Die Mobilitätsgrundlage der freiheitlich demokratischen Wohlstandsgesellschaft erodiert allerdings. Das alte Modell, die Freizügigkeit von Mensch und Gut maximal zu erhöhen und die Widerständigkeit des Raumes zu minimieren, um ein hohes Maß an persönlicher Freiheit und volkswirtschaftlicher Prosperität zu ermöglichen, funktioniert so nicht mehr. Die Innovationsfähigkeit der Automobilindustrie bleibt von einer hohen Pfadabhängigkeit gekennzeichnet, alternative Antriebe und hochautomatisierte Assistenzsysteme alleine bieten keine Aussichten auf eine neue ökonomisch nachhaltige Beweglichkeit. Aus ökologischer Sicht ist der Verbrauch an Ressourcen zu hoch. Staus und Pendlerverkehr werden als belastend empfunden. Lebens- und Arbeitsformen jenseits des entfernungsintensiven Lebens der Massenmotorisierung sind in Ansätzen erkennbar. Wie kann eine sozial gerechte und klimaneutrale „postautomobile Gesellschaft“ aussehen und welche Hemmnisse stehen dieser Transformation im Wege?

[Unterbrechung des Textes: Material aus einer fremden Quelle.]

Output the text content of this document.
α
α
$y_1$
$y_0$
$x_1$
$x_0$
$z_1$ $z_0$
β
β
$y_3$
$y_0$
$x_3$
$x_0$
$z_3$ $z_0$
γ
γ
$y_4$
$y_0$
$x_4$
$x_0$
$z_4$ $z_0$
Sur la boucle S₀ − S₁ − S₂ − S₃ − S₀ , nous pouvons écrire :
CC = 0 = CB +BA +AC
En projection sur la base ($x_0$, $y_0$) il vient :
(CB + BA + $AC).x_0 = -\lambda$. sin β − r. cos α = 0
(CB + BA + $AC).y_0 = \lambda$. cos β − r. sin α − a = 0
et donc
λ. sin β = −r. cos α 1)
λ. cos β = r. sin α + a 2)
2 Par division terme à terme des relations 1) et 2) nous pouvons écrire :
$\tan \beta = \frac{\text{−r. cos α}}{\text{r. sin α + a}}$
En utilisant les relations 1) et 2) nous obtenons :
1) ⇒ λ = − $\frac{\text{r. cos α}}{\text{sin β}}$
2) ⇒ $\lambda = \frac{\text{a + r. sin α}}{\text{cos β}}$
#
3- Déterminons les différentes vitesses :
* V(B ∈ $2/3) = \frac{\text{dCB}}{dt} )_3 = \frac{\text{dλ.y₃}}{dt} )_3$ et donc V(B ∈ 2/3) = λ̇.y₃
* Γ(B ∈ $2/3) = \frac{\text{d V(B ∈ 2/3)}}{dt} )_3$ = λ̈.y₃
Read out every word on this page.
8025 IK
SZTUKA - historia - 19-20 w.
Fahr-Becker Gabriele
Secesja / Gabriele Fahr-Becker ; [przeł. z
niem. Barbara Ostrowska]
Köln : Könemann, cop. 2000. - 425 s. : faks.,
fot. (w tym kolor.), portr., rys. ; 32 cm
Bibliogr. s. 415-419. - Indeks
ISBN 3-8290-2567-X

Das Programm der Forschungsgruppe „Digitale Mobilität und gesellschaftliche Differenzierung“ hat drei Ankerpunkte:

  • Empirische Ermittlung der Distanzierungen zum privaten Automobil: Wie weit ist dieser Prozess bereits tatsächlich fortgeschritten und welche Rolle spielen dabei insbesondere digitale Plattformen? Wie entwickeln sich Lebensentwürfe und damit verbundene Mobilitätspraktiken in ländlichen im Kontrast zu städtischen Räumen? Wie entwickelt sich die Dialektik zwischen räumlicher und sozialer Mobilität unter den Bedingungen der Digitalisierung?
  • Interventionen in die politische Regulierung des Verkehr und des öffentlichen Raumes: Wie kann man die Pfadabhängigkeit der herrschenden Governance-Strukturen örtlich und temporär auflösen und Freiräume für neue soziale Praktiken schaffen? Kann man politisches Handeln auf Probe ermöglichen, um neue Regeln auszuprobieren? 
  • Konsolidierung des theoretischen Bezugsrahmens für eine Soziologie der Transformation: Die Techniksoziologie hat bisher ein profundes Wissen über Prozesse der technischen Einschreibung sozialer Dynamiken generiert. Sie hat  aber noch wenig Kenntnis darüber, wie fundamentale Technikstrukturen zu erodieren beginnen: Wie kann die Dynamik technischer sowie sozialer Transformationen erfasst und verstanden werden?